From coherence to daily life
You have now examined what it means for your meaning to connect across work, relationships, creativity, and service. You have learned that coherence is not uniformity but orientation — a shared throughline that expresses differently in each domain while originating from the same source. You have a diagnostic tool in the coherence audit and a practical framework in the integration practice. You understand the danger of rigidity and the necessity of flexibility.
But coherence across domains, powerful as it is, remains an architecture-level intervention. It reorganizes the major structures of your life. What it does not yet address is how that reorganized meaning shows up in the texture of daily experience — in the mundane activities that constitute most of your waking hours. The next lesson, Meaning and daily life, takes the integrated meaning framework you are building and asks the question that matters most for lived experience: how does meaning transform not just the big commitments but the small moments — the commute, the meeting, the meal, the errand? Coherence gives you the architecture. The next step is furnishing the rooms.
Sources:
- Sheldon, K. M., & Elliot, A. J. (1999). "Goal Striving, Need Satisfaction, and Longitudinal Well-Being: The Self-Concordance Model." Journal of Personality and Social Psychology, 76(3), 482-497.
- James, W. (1890). The Principles of Psychology. Henry Holt and Company.
- Little, B. R. (1983). "Personal Projects: A Rationale and Method for Investigation." Environment and Behavior, 15(3), 273-309.
- Deci, E. L., & Ryan, R. M. (2000). "The 'What' and 'Why' of Goal Pursuits: Human Needs and the Self-Determination of Behavior." Psychological Inquiry, 11(4), 227-268.
- McAdams, D. P. (2001). "The Psychology of Life Stories." Review of General Psychology, 5(2), 100-122.
- Frankl, V. E. (1946). Man's Search for Meaning. Beacon Press.
- Kashdan, T. B., & Rottenberg, J. (2010). "Psychological Flexibility as a Fundamental Aspect of Health." Clinical Psychology Review, 30(7), 865-878.
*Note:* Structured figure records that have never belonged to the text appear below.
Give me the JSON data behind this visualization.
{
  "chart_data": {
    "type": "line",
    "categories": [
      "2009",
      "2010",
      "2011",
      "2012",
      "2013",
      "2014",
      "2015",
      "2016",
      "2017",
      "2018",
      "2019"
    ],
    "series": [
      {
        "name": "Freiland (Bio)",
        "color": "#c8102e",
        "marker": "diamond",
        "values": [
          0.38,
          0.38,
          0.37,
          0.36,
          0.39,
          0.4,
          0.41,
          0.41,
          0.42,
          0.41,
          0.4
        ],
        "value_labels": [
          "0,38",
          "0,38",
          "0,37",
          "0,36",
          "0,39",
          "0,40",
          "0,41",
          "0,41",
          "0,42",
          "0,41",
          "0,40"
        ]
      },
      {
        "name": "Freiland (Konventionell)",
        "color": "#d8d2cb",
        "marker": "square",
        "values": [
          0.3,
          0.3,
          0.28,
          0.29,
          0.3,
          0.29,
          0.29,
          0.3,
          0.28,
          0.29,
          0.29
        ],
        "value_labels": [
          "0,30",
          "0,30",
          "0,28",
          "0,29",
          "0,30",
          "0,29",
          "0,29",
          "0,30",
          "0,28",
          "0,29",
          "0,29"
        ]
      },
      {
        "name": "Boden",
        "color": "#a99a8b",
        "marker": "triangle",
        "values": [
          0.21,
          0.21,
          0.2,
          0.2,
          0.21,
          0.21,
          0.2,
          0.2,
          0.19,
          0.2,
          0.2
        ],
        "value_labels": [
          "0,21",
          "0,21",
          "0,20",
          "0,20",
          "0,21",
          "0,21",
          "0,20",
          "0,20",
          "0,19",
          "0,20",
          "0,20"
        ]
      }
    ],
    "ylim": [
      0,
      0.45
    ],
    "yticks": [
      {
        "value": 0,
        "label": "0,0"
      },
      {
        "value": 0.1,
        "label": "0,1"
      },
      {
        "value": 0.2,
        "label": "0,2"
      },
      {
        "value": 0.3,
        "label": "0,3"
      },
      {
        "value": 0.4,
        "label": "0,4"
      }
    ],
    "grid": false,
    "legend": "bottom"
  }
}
- Emmons, R. A. (1999). The Psychology of Ultimate Concerns: Motivation and Spirituality in Personality. Guilford Press.
Practice
Map Your Cross-Domain Meaning Statement in Notion
You will create a visual meaning map across four life domains in Notion, identify the throughline connecting them, and name concrete changes to align mismatched domains with your core meaning.
- 1Open Notion and create a new page titled 'Cross-Domain Meaning Map.' Add a 2x2 table with columns labeled 'Domain' and 'Meaning Statement,' then create four rows for work, relationships, creativity, and service.
- 2For each of the four domains, write one sentence in the 'Meaning Statement' column describing not what you do, but why that domain matters to you personally. Focus on the deeper significance—what makes it meaningful rather than merely functional.
- 3Below the table, add a toggle block titled 'Throughline Analysis.' Read all four meaning statements side by side and look for common themes, values, or orientations. Write a single sentence capturing the core meaning that connects all domains—this is your cross-domain meaning statement.
- 4If your four statements feel disconnected, identify which domain feels most alive and resonant. Create a bulleted list in Notion titled 'Alignment Changes,' and for each misaligned domain, write one concrete change that would bring its meaning closer to the throughline from your most alive domain.
- 5Review your cross-domain meaning statement and alignment changes in Notion without implementing anything. Add a final reflection noting which insight surprised you most—the naming itself begins the integration process.